[Date Prev][Date Next][Thread Prev][Thread Next][Date Index][Thread Index]

[idn] Charter, refocus



There have been a lot of talk about domain names and charter recently.
And
in the charter there are many milstones for drafts I do not know what
they mean.

I will here go back to what I think DNS stand for, and how it relates to
how things
are expected to work by people, and what we need to do.

The foundation in DNS is a binding of a "domain name" to one or more
objects.
The RFCs directely or indirectely state that the "domain name" is a
printable text string.
There is an RFC for binary labels with EDNS, but the standard label is a
text label.
While allowed to contain "binary", the normal usage everywhere is a
printable character string.
The normal expected usage, and what has been defined by the RFCs, are
that the text
labels (domain name) is to be matched case-insensitively. This results
in that
within a domain, you cannot define two labels that only differs in case.

So the expected usage of DNS is "a text string" (domain name) bound to
one or more
objects. The same domain name can be bound to both a "host" and to
something else.
Because of this, the DNS do not have spcial rules for "host names". It
only have
rulse for "domain names". The same format and matching rules are applied
for
all domain names: a sequence of text lables, 1-63 characters long, max
255 for complete
domain name, and each label case-insensitively matched.
And current DNS have only handled character in the ASCII range.

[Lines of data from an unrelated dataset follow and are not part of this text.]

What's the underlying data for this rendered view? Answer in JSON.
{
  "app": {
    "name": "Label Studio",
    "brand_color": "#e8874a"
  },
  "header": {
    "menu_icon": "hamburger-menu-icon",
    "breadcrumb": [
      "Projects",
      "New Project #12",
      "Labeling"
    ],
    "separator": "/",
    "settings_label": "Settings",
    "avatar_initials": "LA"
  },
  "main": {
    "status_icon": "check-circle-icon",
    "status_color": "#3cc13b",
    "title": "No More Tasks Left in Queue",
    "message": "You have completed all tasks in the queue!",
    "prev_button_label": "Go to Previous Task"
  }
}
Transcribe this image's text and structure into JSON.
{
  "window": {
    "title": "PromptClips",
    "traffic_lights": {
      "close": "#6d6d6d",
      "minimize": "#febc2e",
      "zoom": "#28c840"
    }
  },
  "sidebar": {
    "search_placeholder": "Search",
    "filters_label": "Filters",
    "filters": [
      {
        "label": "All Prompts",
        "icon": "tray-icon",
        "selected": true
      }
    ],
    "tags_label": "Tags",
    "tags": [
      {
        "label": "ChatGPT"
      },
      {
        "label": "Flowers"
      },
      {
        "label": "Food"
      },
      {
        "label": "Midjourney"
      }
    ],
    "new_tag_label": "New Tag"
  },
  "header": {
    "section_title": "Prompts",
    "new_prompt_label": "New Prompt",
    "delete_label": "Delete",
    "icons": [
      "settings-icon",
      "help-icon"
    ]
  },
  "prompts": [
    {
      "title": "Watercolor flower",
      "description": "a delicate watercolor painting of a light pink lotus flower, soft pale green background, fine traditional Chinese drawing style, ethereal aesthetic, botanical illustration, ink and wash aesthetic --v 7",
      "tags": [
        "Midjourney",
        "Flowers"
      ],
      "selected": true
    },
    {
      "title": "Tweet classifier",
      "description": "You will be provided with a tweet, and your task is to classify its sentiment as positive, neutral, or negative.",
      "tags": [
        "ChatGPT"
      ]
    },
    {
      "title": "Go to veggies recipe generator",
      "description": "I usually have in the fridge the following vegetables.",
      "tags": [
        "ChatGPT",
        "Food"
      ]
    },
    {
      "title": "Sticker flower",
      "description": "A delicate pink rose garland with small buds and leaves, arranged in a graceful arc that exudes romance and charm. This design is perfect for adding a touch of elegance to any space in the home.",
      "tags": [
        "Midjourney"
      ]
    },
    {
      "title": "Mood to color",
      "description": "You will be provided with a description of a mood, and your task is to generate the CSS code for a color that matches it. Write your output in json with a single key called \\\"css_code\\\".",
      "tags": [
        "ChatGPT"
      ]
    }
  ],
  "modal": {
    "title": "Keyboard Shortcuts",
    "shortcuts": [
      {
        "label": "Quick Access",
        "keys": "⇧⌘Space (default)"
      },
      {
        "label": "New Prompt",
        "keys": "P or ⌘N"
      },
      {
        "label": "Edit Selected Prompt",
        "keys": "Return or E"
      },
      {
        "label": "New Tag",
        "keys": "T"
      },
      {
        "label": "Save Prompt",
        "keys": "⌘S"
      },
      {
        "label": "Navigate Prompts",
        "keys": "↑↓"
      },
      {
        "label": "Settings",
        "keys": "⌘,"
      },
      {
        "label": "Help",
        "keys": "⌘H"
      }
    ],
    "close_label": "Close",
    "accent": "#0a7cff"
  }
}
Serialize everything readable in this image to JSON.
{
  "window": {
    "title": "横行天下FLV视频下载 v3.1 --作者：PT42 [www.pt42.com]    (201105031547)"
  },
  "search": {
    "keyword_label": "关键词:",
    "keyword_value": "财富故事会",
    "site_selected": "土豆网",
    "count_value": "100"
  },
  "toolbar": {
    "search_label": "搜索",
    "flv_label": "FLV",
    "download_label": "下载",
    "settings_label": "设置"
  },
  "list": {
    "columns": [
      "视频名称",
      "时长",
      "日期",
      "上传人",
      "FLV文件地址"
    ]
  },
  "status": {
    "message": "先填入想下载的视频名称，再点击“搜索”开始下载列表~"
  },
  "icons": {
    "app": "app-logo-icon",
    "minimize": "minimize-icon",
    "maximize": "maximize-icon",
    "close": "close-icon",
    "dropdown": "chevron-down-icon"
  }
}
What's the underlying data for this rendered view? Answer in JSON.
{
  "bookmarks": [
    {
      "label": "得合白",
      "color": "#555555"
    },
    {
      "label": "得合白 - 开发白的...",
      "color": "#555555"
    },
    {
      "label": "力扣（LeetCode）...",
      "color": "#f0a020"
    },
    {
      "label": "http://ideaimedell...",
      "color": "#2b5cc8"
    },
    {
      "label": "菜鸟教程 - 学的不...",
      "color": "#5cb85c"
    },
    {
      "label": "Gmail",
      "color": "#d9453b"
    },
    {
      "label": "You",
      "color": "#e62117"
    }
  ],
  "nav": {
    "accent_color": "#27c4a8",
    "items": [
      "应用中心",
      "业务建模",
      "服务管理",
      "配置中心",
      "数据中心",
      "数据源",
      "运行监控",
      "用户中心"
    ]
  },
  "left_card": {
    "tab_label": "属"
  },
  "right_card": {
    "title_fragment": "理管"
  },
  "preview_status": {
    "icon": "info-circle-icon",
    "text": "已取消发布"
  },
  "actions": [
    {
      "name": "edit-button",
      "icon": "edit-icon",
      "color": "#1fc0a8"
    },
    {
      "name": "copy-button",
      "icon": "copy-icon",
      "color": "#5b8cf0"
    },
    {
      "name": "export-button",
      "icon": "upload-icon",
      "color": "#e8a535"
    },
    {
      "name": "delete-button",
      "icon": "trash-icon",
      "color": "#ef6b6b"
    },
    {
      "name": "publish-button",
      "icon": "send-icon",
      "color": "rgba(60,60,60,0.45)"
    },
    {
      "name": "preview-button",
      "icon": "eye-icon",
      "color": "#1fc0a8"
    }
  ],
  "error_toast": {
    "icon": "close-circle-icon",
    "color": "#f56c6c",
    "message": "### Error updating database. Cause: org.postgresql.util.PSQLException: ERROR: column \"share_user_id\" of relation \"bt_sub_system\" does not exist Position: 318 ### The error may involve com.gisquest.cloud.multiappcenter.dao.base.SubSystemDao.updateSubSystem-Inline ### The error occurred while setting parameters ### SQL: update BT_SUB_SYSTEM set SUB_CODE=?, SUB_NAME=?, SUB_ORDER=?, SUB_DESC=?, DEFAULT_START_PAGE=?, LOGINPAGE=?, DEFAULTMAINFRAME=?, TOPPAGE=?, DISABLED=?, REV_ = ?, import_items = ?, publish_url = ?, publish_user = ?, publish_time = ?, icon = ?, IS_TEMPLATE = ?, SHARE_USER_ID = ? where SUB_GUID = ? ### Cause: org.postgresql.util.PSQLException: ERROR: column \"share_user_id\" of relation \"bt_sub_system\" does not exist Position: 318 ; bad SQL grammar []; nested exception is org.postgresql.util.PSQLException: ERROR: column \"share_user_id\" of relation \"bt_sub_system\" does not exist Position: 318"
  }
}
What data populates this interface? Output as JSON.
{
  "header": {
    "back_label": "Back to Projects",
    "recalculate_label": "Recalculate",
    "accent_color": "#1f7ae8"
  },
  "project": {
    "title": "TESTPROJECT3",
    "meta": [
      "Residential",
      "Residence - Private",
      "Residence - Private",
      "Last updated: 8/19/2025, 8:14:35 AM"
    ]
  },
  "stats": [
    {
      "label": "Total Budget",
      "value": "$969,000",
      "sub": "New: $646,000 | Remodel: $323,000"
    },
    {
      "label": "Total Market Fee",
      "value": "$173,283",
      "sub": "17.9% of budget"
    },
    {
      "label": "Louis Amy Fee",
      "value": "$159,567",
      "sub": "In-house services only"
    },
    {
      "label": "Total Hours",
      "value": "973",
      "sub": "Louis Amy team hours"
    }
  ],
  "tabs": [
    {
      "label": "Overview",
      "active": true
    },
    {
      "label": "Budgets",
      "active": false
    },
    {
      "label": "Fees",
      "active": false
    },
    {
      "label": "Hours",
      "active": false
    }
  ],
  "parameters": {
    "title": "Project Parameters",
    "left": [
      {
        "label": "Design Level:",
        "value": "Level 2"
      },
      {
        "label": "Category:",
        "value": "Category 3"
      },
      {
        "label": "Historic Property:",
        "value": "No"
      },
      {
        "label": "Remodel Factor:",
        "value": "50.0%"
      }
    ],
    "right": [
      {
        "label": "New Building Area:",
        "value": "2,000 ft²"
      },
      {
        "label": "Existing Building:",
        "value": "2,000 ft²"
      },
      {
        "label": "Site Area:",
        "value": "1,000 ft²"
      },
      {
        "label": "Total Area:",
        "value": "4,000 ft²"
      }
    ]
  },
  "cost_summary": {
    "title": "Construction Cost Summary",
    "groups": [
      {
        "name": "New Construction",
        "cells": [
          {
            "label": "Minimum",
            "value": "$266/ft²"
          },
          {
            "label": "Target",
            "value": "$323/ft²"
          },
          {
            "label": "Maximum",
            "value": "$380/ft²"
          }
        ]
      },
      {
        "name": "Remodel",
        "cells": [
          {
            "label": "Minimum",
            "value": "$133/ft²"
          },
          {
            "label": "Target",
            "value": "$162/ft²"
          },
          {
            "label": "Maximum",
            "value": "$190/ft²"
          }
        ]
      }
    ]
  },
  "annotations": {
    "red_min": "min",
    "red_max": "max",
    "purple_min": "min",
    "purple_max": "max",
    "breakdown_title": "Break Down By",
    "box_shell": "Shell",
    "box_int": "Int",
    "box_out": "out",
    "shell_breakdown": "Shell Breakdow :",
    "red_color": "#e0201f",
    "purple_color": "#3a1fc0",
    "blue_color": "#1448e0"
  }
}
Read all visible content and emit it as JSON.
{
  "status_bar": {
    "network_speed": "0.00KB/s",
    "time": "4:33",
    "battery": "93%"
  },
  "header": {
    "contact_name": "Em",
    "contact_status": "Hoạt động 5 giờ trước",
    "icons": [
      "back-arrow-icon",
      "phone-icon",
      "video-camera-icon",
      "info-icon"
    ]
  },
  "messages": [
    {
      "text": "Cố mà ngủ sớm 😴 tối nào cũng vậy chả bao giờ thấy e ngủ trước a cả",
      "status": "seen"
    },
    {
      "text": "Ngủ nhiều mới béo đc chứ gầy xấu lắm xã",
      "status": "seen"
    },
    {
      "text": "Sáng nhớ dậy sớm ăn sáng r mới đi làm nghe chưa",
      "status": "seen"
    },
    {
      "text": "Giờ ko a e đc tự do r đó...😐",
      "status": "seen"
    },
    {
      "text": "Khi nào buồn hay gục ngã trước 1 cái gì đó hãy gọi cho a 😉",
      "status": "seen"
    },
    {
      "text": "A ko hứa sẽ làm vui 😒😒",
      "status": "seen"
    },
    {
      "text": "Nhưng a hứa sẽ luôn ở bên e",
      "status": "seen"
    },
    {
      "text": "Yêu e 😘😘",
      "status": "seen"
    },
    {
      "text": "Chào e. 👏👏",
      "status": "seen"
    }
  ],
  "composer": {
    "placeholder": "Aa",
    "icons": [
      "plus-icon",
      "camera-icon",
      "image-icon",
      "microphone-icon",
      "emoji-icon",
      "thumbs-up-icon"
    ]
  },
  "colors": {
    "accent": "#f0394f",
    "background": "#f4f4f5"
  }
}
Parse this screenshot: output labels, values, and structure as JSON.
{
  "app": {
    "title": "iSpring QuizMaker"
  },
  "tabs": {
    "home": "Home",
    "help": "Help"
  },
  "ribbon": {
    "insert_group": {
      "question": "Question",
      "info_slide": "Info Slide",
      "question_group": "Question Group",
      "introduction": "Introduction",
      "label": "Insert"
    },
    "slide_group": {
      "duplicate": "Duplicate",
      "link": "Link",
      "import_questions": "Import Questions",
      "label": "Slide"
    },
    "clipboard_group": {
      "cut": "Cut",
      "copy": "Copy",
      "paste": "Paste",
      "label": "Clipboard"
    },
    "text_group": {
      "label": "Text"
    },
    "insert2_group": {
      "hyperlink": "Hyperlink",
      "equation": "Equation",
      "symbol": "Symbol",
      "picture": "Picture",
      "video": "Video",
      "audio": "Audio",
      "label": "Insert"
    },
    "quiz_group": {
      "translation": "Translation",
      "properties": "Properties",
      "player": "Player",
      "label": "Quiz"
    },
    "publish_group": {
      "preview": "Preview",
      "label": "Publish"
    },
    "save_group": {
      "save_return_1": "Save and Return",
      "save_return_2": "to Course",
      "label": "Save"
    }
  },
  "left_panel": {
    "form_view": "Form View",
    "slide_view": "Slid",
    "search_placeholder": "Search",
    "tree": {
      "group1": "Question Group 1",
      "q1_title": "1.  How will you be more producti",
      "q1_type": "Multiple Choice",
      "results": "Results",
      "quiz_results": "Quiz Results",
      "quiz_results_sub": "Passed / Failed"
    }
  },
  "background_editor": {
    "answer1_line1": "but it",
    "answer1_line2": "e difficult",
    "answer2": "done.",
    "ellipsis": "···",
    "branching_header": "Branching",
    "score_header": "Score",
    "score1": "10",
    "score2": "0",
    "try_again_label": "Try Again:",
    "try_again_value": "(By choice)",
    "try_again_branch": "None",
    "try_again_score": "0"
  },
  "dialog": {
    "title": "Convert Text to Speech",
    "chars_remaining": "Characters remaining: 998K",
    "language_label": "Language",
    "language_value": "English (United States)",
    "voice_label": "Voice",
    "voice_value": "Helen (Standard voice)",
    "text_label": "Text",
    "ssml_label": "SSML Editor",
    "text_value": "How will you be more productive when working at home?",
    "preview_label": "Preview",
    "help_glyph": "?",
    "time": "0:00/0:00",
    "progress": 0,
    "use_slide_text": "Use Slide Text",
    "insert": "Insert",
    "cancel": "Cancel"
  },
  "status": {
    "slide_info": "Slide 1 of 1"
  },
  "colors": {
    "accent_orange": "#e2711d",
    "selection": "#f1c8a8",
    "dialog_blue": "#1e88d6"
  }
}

Current DNS also defines that stored case shall be returned, if
possible. This means
that a host name returned in a PTR

There is something called "host name" or maybe it is arpanet host name
that have been
changed several times. I expect the restriction on characters allowed
was to simplify
for programmers more than for users. DNS does allow a host name to
contain any
printable character.

That is the world today.

Now we are defining how DNS should handle domain names when they include

non-ASCII characters. This means that the "domain name" now can include
any printable character in UCS.

Following the standard and, by users, expected workings of DNS, this
means that
the DNS should still be a database with "domain names" bound to one or
more
objects. "domain names" should still be printable text strings and they
should still
match case-insensitively. And due to that a "domain name" can be bound
to
both a "host" and something else, DNS must treat all domain names the
same way.

Now when I look at the charter I see that we should produce a
domain name normalisation draft. What is this? I have not seen any
such thing yet.

Unicode and W3C have used the word "normalisation" on a text to
mean: encode each character in a single standard way.
This means that, for example, the Angstrom sign is replaced
with "A with a ring above" and "double width" latin letters should
be replaced by standard width. It does NOT mean to convert to
lower case.
This is needed because UCS does allow the same character to
be encoded in many ways, and that makes software quite complex
when doing matching of strings.
As we want to use UCS as the single character set to domain names,
all domain names must be normalised. Otherwise they cannot be compared
easily. A suitable starting point is Unicode normalisation form KC.

So what I see we need for DNS is:

1) An RFC stating the standard normalisation of domain names.

2) An RFC defining how domain names must be matched. As a minimum
   it must require case-insentive matching for characters with case.

When that is done, we can add:
3) An RFC for ACE so we have a standard way to encode domain names
   in ASCII,  complying with the legacy "host name" character
restriction.

4) An RFC updating what applications should accept as "host names".

5) An RFC how to layer ACE on top of the current DNS protocol to allow
   legacy software to handle new domain names (for example IDNA).

6) An RFC defining how DNS itself can handle UCS based domain names
   using UTF-8.

Now in the charter is says:
- produce a draft on normalisation of domain name identifiers.
  Do we have a draft on this? I have not seen one. The existing
  nameprep draft does have parts of normalisation but
  includes much outside normalisation.

- produce a draft for architecture on many things.
   Do we have this?

- produce a IDN protocol draft.
  What is this? IDN protocol? Is this the IDNA layer on top of DNS?


Can we not start with the basic needs of DNS instead of jumping at
"host names"?

      Dan